Some four hundred yards ahead of the car the brake lights of a lorry beaconed a warning, their ruby brilliance enhanced by the shade of the avenue’s overhanging trees. Willett glanced at his wife. Her face was calm, her eyes intent on the road. Reassured, Willett sent relaxation commands down through his body and waited for Muriel either to slow down or drift the car to the right. It continued in the left-hand lane, speed unchecked as it headed straight for the stationary lorry’s tailgate, with Muriel staring directly ahead and looking as coolly professional as an airline captain.

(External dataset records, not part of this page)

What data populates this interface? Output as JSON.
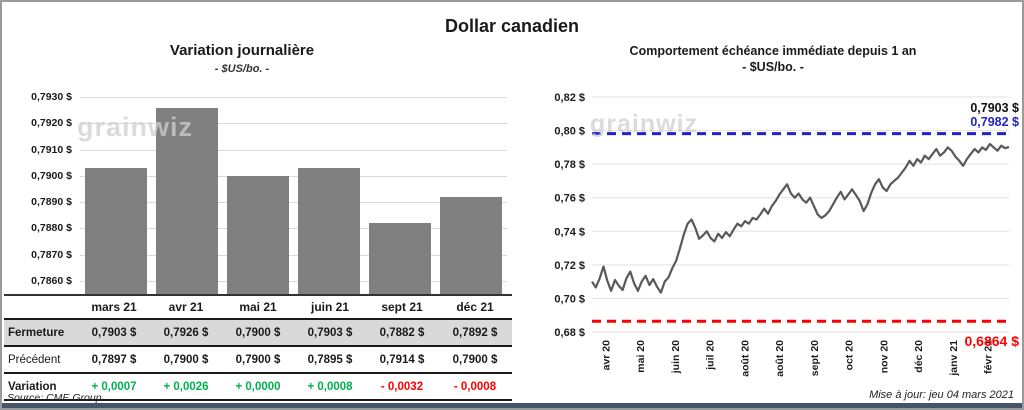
{
  "title": "Dollar canadien",
  "watermark_text": "grainwiz",
  "footer": {
    "source": "Source: CME Group",
    "updated": "Mise à jour: jeu 04 mars 2021"
  },
  "colors": {
    "bar": "#808080",
    "price_line": "#595959",
    "high_line": "#2222CC",
    "low_line": "#FF0000",
    "positive": "#00B050",
    "negative": "#FF0000",
    "highlight_row_bg": "#D9D9D9"
  },
  "table": {
    "columns": [
      "mars 21",
      "avr 21",
      "mai 21",
      "juin 21",
      "sept 21",
      "déc 21"
    ],
    "rows": [
      {
        "label": "Fermeture",
        "style": "hl",
        "values": [
          "0,7903 $",
          "0,7926 $",
          "0,7900 $",
          "0,7903 $",
          "0,7882 $",
          "0,7892 $"
        ]
      },
      {
        "label": "Précédent",
        "style": "plain",
        "values": [
          "0,7897 $",
          "0,7900 $",
          "0,7900 $",
          "0,7895 $",
          "0,7914 $",
          "0,7900 $"
        ]
      },
      {
        "label": "Variation",
        "style": "var",
        "values": [
          "+ 0,0007",
          "+ 0,0026",
          "+ 0,0000",
          "+ 0,0008",
          "- 0,0032",
          "- 0,0008"
        ],
        "value_signs": [
          "pos",
          "pos",
          "pos",
          "pos",
          "neg",
          "neg"
        ]
      }
    ]
  },
  "chart_data": [
    {
      "type": "bar",
      "title": "Variation  journalière",
      "subtitle": "- $US/bo. -",
      "xlabel": "",
      "ylabel": "$US/bo.",
      "categories": [
        "mars 21",
        "avr 21",
        "mai 21",
        "juin 21",
        "sept 21",
        "déc 21"
      ],
      "values": [
        0.7903,
        0.7926,
        0.79,
        0.7903,
        0.7882,
        0.7892
      ],
      "ylim": [
        0.7855,
        0.7932
      ],
      "grid": true,
      "legend_position": "none",
      "yticks": [
        0.786,
        0.787,
        0.788,
        0.789,
        0.79,
        0.791,
        0.792,
        0.793
      ],
      "ytick_labels": [
        "0,7860 $",
        "0,7870 $",
        "0,7880 $",
        "0,7890 $",
        "0,7900 $",
        "0,7910 $",
        "0,7920 $",
        "0,7930 $"
      ]
    },
    {
      "type": "line",
      "title": "Comportement échéance immédiate depuis 1 an",
      "subtitle": "- $US/bo. -",
      "xlabel": "",
      "ylabel": "$US/bo.",
      "x_labels": [
        "avr 20",
        "mai 20",
        "juin 20",
        "juil 20",
        "août 20",
        "août 20",
        "sept 20",
        "oct 20",
        "nov 20",
        "déc 20",
        "janv 21",
        "févr 21"
      ],
      "values": [
        0.71,
        0.7065,
        0.712,
        0.719,
        0.7105,
        0.7045,
        0.711,
        0.7075,
        0.705,
        0.712,
        0.716,
        0.709,
        0.7045,
        0.71,
        0.7135,
        0.708,
        0.7115,
        0.707,
        0.7035,
        0.71,
        0.7125,
        0.718,
        0.7225,
        0.73,
        0.738,
        0.7445,
        0.747,
        0.742,
        0.7355,
        0.7375,
        0.74,
        0.736,
        0.734,
        0.7385,
        0.736,
        0.7395,
        0.737,
        0.741,
        0.7445,
        0.743,
        0.746,
        0.7445,
        0.748,
        0.747,
        0.75,
        0.7535,
        0.7505,
        0.755,
        0.758,
        0.762,
        0.765,
        0.768,
        0.7625,
        0.76,
        0.7625,
        0.759,
        0.757,
        0.76,
        0.755,
        0.75,
        0.748,
        0.7495,
        0.752,
        0.756,
        0.76,
        0.7635,
        0.759,
        0.762,
        0.765,
        0.7615,
        0.758,
        0.752,
        0.756,
        0.763,
        0.768,
        0.771,
        0.766,
        0.764,
        0.768,
        0.77,
        0.772,
        0.775,
        0.778,
        0.782,
        0.779,
        0.783,
        0.781,
        0.785,
        0.783,
        0.786,
        0.789,
        0.785,
        0.787,
        0.79,
        0.788,
        0.7845,
        0.782,
        0.779,
        0.783,
        0.786,
        0.789,
        0.787,
        0.79,
        0.7885,
        0.792,
        0.79,
        0.788,
        0.791,
        0.7895,
        0.7903
      ],
      "ylim": [
        0.68,
        0.82
      ],
      "grid": true,
      "legend_position": "none",
      "yticks": [
        0.68,
        0.7,
        0.72,
        0.74,
        0.76,
        0.78,
        0.8,
        0.82
      ],
      "ytick_labels": [
        "0,68 $",
        "0,70 $",
        "0,72 $",
        "0,74 $",
        "0,76 $",
        "0,78 $",
        "0,80 $",
        "0,82 $"
      ],
      "last_value": 0.7903,
      "last_value_label": "0,7903 $",
      "reference_lines": [
        {
          "name": "high",
          "value": 0.7982,
          "label": "0,7982 $",
          "color": "#2222CC",
          "style": "dashed"
        },
        {
          "name": "low",
          "value": 0.6864,
          "label": "0,6864 $",
          "color": "#FF0000",
          "style": "dashed"
        }
      ]
    }
  ]
}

How long dare I wait? The question yammered in Willett’s head as diplomacy battled with the urge for self-preservation. The lorry’s brake lights swam apart as their range decreased. Willett opened his mouth to shout a warning and in the same instant the lights went out, showing that the lorry driver had eased up on the brake pedal. The disappearance of the ruby suns somehow galvanised Muriel into belated action. She stamped on the brake and the car dipped to a halt with its nose almost below the lorry’s mud-streaked tailgate.

“Did you see that?” Muriel turned to Willett with a scandalised expression.

“I certainly did,” he said, over the clamour in his nervous system. His forehead and cheeks tingled coldly and he felt ill.

“No lights! No signals! I’ve a good mind to report that maniac to the police.” Muriel backed the car a short distance and drove past the lorry, her head turned and tilted in an effort to spear the driver with a look of outrage. Willett considered telling her what had actually happened, but quickly relinquished the idea. Muriel would have been both disbelieving and furious, and another row would have a bad effect on her driving. He remained silent as she took the car to the end of the avenue and manouevred it into the Bath Road with an overt display of safety consciousness. Willett’s heart rate was returning to normal, but his spirits sank when he saw that the out-of-town traffic was already building up. He had been hoping to get the excursion over and done with before the rush hour got under way.